Saturday, June 06, 2009

The Accord Coalition: changing the terms of the debate on faith schools

Sometimes it's worth saying when something is brilliant. The Accord Coalition is brilliant and I really want to celebrate it.

For many years I've wanted a group like this to be campaigning for reform of state-funded faith schools in this country. It's simply unfair, unjust and unchristian for schools funded by all to be only available to some. Everyone's taxes go to support these schools and yet these schools, to a greater or lesser extent, discrimate against people not of their own faith. How Christian is it for Christians to keep the best schools (and they do argue they are better schools) to themselves? I understand Christianity to be about putting others first, service, making the last first. Yet we have people in this country defending their right for Christian-only (or majority) schools. This ain't right.

And now there's the Accord coalition, a multi-faith coalition of groups arguing from a faith and ethical base against the systematic injustice of this system. I'm hoping the terms of the argument are changing and the defenders of faith schools can no longer claim that the only people against this system are "hardline secularists."

There's been a few letters in the Times about this, here's how the debate's been going.

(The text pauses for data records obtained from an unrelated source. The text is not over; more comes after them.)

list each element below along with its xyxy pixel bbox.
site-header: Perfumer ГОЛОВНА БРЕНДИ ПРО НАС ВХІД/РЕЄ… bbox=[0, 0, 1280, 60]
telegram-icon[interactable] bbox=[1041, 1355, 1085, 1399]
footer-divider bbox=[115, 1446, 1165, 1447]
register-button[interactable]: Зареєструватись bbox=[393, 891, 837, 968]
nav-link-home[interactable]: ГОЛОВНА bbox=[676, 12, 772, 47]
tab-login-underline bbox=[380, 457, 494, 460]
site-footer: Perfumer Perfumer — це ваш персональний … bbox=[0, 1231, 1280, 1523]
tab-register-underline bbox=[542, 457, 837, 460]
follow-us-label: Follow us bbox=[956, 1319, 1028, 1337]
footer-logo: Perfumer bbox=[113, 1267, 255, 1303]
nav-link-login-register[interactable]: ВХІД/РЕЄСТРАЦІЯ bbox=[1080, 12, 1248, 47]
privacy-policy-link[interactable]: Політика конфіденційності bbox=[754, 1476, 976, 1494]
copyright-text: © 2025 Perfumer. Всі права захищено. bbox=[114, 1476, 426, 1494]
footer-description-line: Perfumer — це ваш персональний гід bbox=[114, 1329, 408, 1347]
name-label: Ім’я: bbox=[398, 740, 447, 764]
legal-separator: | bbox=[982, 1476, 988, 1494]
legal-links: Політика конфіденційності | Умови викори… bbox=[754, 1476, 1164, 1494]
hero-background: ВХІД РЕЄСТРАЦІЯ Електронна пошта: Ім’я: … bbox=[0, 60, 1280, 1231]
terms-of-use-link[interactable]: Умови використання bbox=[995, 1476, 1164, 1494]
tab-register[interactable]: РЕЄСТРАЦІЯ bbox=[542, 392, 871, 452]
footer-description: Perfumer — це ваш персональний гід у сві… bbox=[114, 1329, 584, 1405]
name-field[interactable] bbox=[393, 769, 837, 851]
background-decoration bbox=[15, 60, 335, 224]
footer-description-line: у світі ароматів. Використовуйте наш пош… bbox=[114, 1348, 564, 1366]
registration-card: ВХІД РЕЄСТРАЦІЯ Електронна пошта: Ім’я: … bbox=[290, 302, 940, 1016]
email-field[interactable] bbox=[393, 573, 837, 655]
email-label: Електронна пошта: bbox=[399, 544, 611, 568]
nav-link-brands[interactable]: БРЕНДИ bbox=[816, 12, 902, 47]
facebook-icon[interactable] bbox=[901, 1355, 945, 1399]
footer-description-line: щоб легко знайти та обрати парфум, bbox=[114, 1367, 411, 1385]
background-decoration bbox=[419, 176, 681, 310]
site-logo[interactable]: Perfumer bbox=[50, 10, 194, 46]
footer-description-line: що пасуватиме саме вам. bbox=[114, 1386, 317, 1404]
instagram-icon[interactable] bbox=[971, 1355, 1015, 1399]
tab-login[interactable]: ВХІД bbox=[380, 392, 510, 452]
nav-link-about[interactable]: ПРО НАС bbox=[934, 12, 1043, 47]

Multifaith plea: State-sanctioned discrimination must not continue

Faith schools and contraditions

Faith and confusion


Blogger Paul Oakley said...

Thanks for this post. Here in the USA we're often insulated from the goings on in most of the world until they reach crisis.

Of course, each country has its own unique church/state and discrimination issues. Some really big ones in the US. But I can't help thinking about the disgraceful century of the Republic of Ireland funding Roman Catholic institutions which, the world now knows, were abusive in the extreme.

I just can't understand how anyone who is not simply mean-spirited can't grasp that tax money should never be used for the benefit of a subset of the nation rather than for the benefit of the whole and that public support should always be joined with public control and public access.

But I can't see that any country really gets that. Certainly the US doesn't. At least not consistently.

7:00 pm  
Anonymous Anonymous said...

Speaking as someone who has actually worked in Christian faith schools in Britain's inner cities, your assumption that so many exclude people 'not of faith' is inaccurate and unjust.

There are many longstanding Roman Catholic and Church of England schools who simply act as the local school of choice for thousands of families in inner cities - regardless of their faith or lack of faith. It is no surprise that many Asian families in particular elect to send their children to a Roman Catholic school because of the faith element match with a generally inclusive, tolerant approach.

The problem at present lies more with new faith schools run by Evangelical Christian and Islamic groups - which are far more explicit in their indoctrinaton and far more rigid on admissions.

And to finish, I speak as a secularist who would actually like to see our state become more like the French and American models - but I'm also a pragmatist and see the good work most faith schools are doing to nurture the academic AND ethical mind of students. Many state schools are devoid of the ethical / spiritual dimension and are more like production lines than communities.

11:24 am  
Blogger Stephen Lingwood said...

Anonynous, this is exactly the point that Accord is making, some faith schools do let in people of other faiths - I attended a C of E school with a majority Muslim population in the West Midlands. What the Accord coalition is saying is that ALL schools should be obliged to do this by law. I know that a faith school in Bolton definitely does not let in people of other faiths (except in some exceptional circumstances).

11:33 am  
Anonymous Anonymous said...

But the way you frame the debate is as thought it is a 'Christians vs Atheist' issue when it is broader than that.

It is also noted that you fail to mention the problems highlighted by inspections of new Islamic schools. Why is that?

11:56 am  
Anonymous a said...

The problem with faith schools, as with too many other issues, is that it eventually becomes tied up in the position of the Established church.

That, and middle class parents who want hurdles that they can jump over but most others won't. I can believe that in some areas, forcing faith schools to accept those that live nearest to the school could actually lead to a more homogeneous student population - it probably would do at my old C of E school.

9:34 pm  
Blogger Stephen Lingwood said...

Anonymous, to answer your question:

Because the majority of faith schools in this country are Church of England; because my own personal experience has involved C of E schools; because I am Christian and so feel able to argue this point with fellow Christians from a Christian persepective; and because I know almost nothing about Islamic state-funded schools.

I disagree with Islamic discrimination as much as Christian discrimination in faith schools admission and employment policies. But I don't know much about it. I'm happy to hear about those issues if you know about them.